Entre os problemas identificados, estão inconsistências nos códigos hash (espécie de identificação única usada para garantir a autenticidade de arquivos) em laudos produzidos tanto por uma empresa contratada pela J&F quanto pelo Instituto de Criminalística de São Paulo. Essas divergências impediram a validação do material analisado.
O MPF também investigou uma possível invasão aos sistemas da empresa CTI NET Soluções em Conectividade e Informática, com sete investigados. Porém, outro ponto que comprometeu o caso foi a participação de representantes da própria J&F e de uma consultoria por ela indicada, a Ventura Enterprise Risk Management, durante intervenções da polícia.
Diante dessas fragilidades, o órgão concluiu que não há como prosseguir com o caso.
Em 2017, a J&F firmou acordo para vender uma fatia inicial de 49,41% da Eldorado à Paper Excellence, com previsão de transferência total posterior mediante cumprimento de cláusulas contratuais. As divergências começaram no ano seguinte, com acusações mútuas de descumprimento do acordo, o que levou a uma longa batalha judicial e arbitral.

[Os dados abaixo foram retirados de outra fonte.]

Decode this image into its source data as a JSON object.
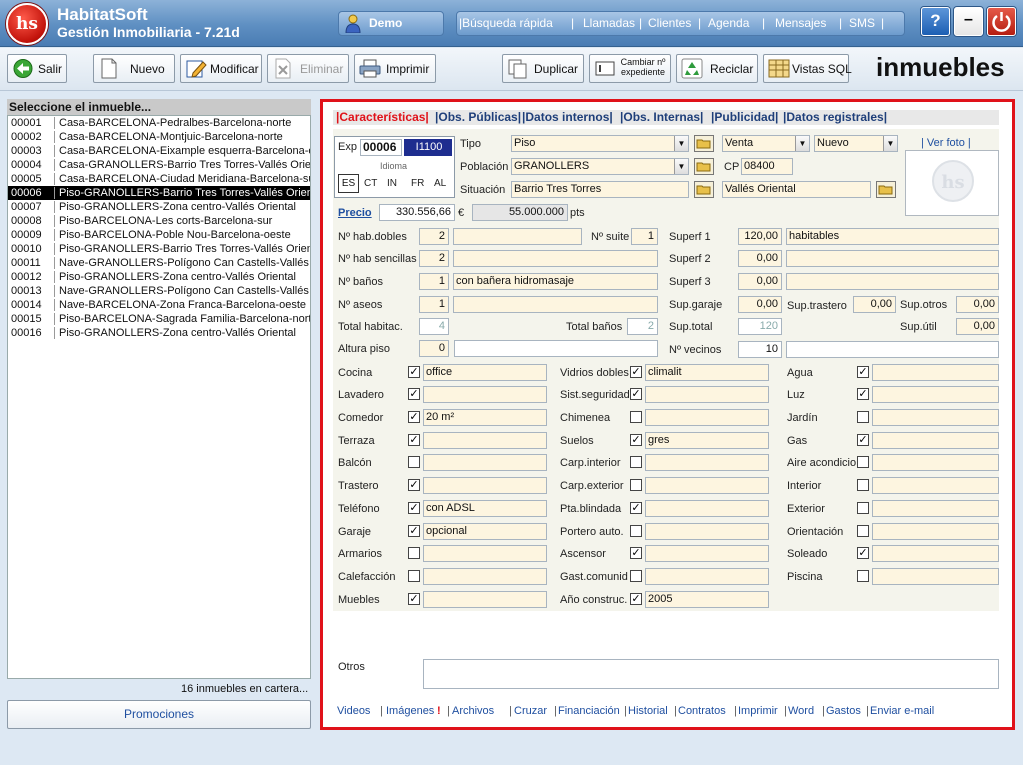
{
  "header": {
    "app_name": "HabitatSoft",
    "app_subtitle": "Gestión Inmobiliaria - 7.21d",
    "logo_text": "hs",
    "user_label": "Demo",
    "nav": [
      "|Búsqueda rápida",
      "|",
      "Llamadas",
      "|",
      "Clientes",
      "|",
      "Agenda",
      "|",
      "Mensajes",
      "|",
      "SMS",
      "|"
    ],
    "help_label": "?",
    "min_label": "–"
  },
  "toolbar": {
    "salir": "Salir",
    "nuevo": "Nuevo",
    "modificar": "Modificar",
    "eliminar": "Eliminar",
    "imprimir": "Imprimir",
    "duplicar": "Duplicar",
    "cambiar_1": "Cambiar nº",
    "cambiar_2": "expediente",
    "reciclar": "Reciclar",
    "vistas": "Vistas SQL",
    "title": "inmuebles"
  },
  "list": {
    "header": "Seleccione el inmueble...",
    "rows": [
      {
        "code": "00001",
        "desc": "Casa-BARCELONA-Pedralbes-Barcelona-norte"
      },
      {
        "code": "00002",
        "desc": "Casa-BARCELONA-Montjuic-Barcelona-norte"
      },
      {
        "code": "00003",
        "desc": "Casa-BARCELONA-Eixample esquerra-Barcelona-est"
      },
      {
        "code": "00004",
        "desc": "Casa-GRANOLLERS-Barrio Tres Torres-Vallés Oriental"
      },
      {
        "code": "00005",
        "desc": "Casa-BARCELONA-Ciudad Meridiana-Barcelona-sur"
      },
      {
        "code": "00006",
        "desc": "Piso-GRANOLLERS-Barrio Tres Torres-Vallés Oriental"
      },
      {
        "code": "00007",
        "desc": "Piso-GRANOLLERS-Zona centro-Vallés Oriental"
      },
      {
        "code": "00008",
        "desc": "Piso-BARCELONA-Les corts-Barcelona-sur"
      },
      {
        "code": "00009",
        "desc": "Piso-BARCELONA-Poble Nou-Barcelona-oeste"
      },
      {
        "code": "00010",
        "desc": "Piso-GRANOLLERS-Barrio Tres Torres-Vallés Oriental"
      },
      {
        "code": "00011",
        "desc": "Nave-GRANOLLERS-Polígono Can Castells-Vallés Oriental"
      },
      {
        "code": "00012",
        "desc": "Piso-GRANOLLERS-Zona centro-Vallés Oriental"
      },
      {
        "code": "00013",
        "desc": "Nave-GRANOLLERS-Polígono Can Castells-Vallés Oriental"
      },
      {
        "code": "00014",
        "desc": "Nave-BARCELONA-Zona Franca-Barcelona-oeste"
      },
      {
        "code": "00015",
        "desc": "Piso-BARCELONA-Sagrada Familia-Barcelona-norte"
      },
      {
        "code": "00016",
        "desc": "Piso-GRANOLLERS-Zona centro-Vallés Oriental"
      }
    ],
    "selected_index": 5,
    "count": "16 inmuebles en cartera...",
    "promociones": "Promociones"
  },
  "tabs": [
    "|Características|",
    "|Obs. Públicas|",
    "|Datos internos|",
    "|Obs. Internas|",
    "|Publicidad|",
    "|Datos registrales|"
  ],
  "form": {
    "exp_label": "Exp",
    "exp_value": "00006",
    "ref_value": "I1100",
    "idioma_label": "Idioma",
    "languages": [
      "ES",
      "CT",
      "IN",
      "FR",
      "AL"
    ],
    "tipo_label": "Tipo",
    "tipo": "Piso",
    "poblacion_label": "Población",
    "poblacion": "GRANOLLERS",
    "situacion_label": "Situación",
    "situacion": "Barrio Tres Torres",
    "operacion": "Venta",
    "estado": "Nuevo",
    "cp_label": "CP",
    "cp": "08400",
    "zona": "Vallés Oriental",
    "ver_foto": "Ver foto",
    "precio_label": "Precio",
    "precio_eur": "330.556,66",
    "eur_symbol": "€",
    "precio_pts": "55.000.000",
    "pts_label": "pts",
    "hab_dobles_label": "Nº hab.dobles",
    "hab_dobles": "2",
    "suite_label": "Nº suite",
    "suite": "1",
    "hab_sencillas_label": "Nº hab sencillas",
    "hab_sencillas": "2",
    "banos_label": "Nº baños",
    "banos": "1",
    "banos_desc": "con bañera hidromasaje",
    "aseos_label": "Nº aseos",
    "aseos": "1",
    "total_hab_label": "Total habitac.",
    "total_hab": "4",
    "total_banos_label": "Total baños",
    "total_banos": "2",
    "altura_label": "Altura piso",
    "altura": "0",
    "superf1_label": "Superf 1",
    "superf1": "120,00",
    "superf1_desc": "habitables",
    "superf2_label": "Superf 2",
    "superf2": "0,00",
    "superf3_label": "Superf 3",
    "superf3": "0,00",
    "garaje_s_label": "Sup.garaje",
    "garaje_s": "0,00",
    "trastero_s_label": "Sup.trastero",
    "trastero_s": "0,00",
    "otros_s_label": "Sup.otros",
    "otros_s": "0,00",
    "total_s_label": "Sup.total",
    "total_s": "120",
    "util_s_label": "Sup.útil",
    "util_s": "0,00",
    "vecinos_label": "Nº vecinos",
    "vecinos": "10",
    "check_mark": "✓",
    "features_col1": [
      {
        "label": "Cocina",
        "checked": true,
        "value": "office"
      },
      {
        "label": "Lavadero",
        "checked": true,
        "value": ""
      },
      {
        "label": "Comedor",
        "checked": true,
        "value": "20 m²"
      },
      {
        "label": "Terraza",
        "checked": true,
        "value": ""
      },
      {
        "label": "Balcón",
        "checked": false,
        "value": ""
      },
      {
        "label": "Trastero",
        "checked": true,
        "value": ""
      },
      {
        "label": "Teléfono",
        "checked": true,
        "value": "con ADSL"
      },
      {
        "label": "Garaje",
        "checked": true,
        "value": "opcional"
      },
      {
        "label": "Armarios",
        "checked": false,
        "value": ""
      },
      {
        "label": "Calefacción",
        "checked": false,
        "value": ""
      },
      {
        "label": "Muebles",
        "checked": true,
        "value": ""
      }
    ],
    "features_col2": [
      {
        "label": "Vidrios dobles",
        "checked": true,
        "value": "climalit"
      },
      {
        "label": "Sist.seguridad",
        "checked": true,
        "value": ""
      },
      {
        "label": "Chimenea",
        "checked": false,
        "value": ""
      },
      {
        "label": "Suelos",
        "checked": true,
        "value": "gres"
      },
      {
        "label": "Carp.interior",
        "checked": false,
        "value": ""
      },
      {
        "label": "Carp.exterior",
        "checked": false,
        "value": ""
      },
      {
        "label": "Pta.blindada",
        "checked": true,
        "value": ""
      },
      {
        "label": "Portero auto.",
        "checked": false,
        "value": ""
      },
      {
        "label": "Ascensor",
        "checked": true,
        "value": ""
      },
      {
        "label": "Gast.comunid",
        "checked": false,
        "value": ""
      },
      {
        "label": "Año construc.",
        "checked": true,
        "value": "2005"
      }
    ],
    "features_col3": [
      {
        "label": "Agua",
        "checked": true,
        "value": ""
      },
      {
        "label": "Luz",
        "checked": true,
        "value": ""
      },
      {
        "label": "Jardín",
        "checked": false,
        "value": ""
      },
      {
        "label": "Gas",
        "checked": true,
        "value": ""
      },
      {
        "label": "Aire acondicio",
        "checked": false,
        "value": ""
      },
      {
        "label": "Interior",
        "checked": false,
        "value": ""
      },
      {
        "label": "Exterior",
        "checked": false,
        "value": ""
      },
      {
        "label": "Orientación",
        "checked": false,
        "value": ""
      },
      {
        "label": "Soleado",
        "checked": true,
        "value": ""
      },
      {
        "label": "Piscina",
        "checked": false,
        "value": ""
      }
    ],
    "otros_label": "Otros",
    "otros": ""
  },
  "bottom_links": [
    "Videos",
    "|",
    "Imágenes",
    "!",
    "|",
    "Archivos",
    "|",
    "Cruzar",
    "|",
    "Financiación",
    "|",
    "Historial",
    "|",
    "Contratos",
    "|",
    "Imprimir",
    "|",
    "Word",
    "|",
    "Gastos",
    "|",
    "Enviar e-mail"
  ],
  "colors": {
    "accent_red": "#e0121a",
    "link_blue": "#1f4fa0",
    "field_bg": "#fdf5e0",
    "header_blue": "#5e8fc2"
  }
}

Ao longo dos anos, o caso passou por diferentes instâncias e incluiu disputas no Brasil e no exterior, além de questionamentos sobre a legalidade da aquisição de terras por empresas estrangeiras. Em paralelo, surgiu a suspeita de acesso indevido a comunicações internas da J&F.
A confusão chegou ao fim apenas em maio de 2025, quando as partes firmaram um acordo definitivo: a J&F pagou US$ 2,64 bilhões para recomprar a participação que estava com a Paper Excellence, consolidando o controle integral da Eldorado.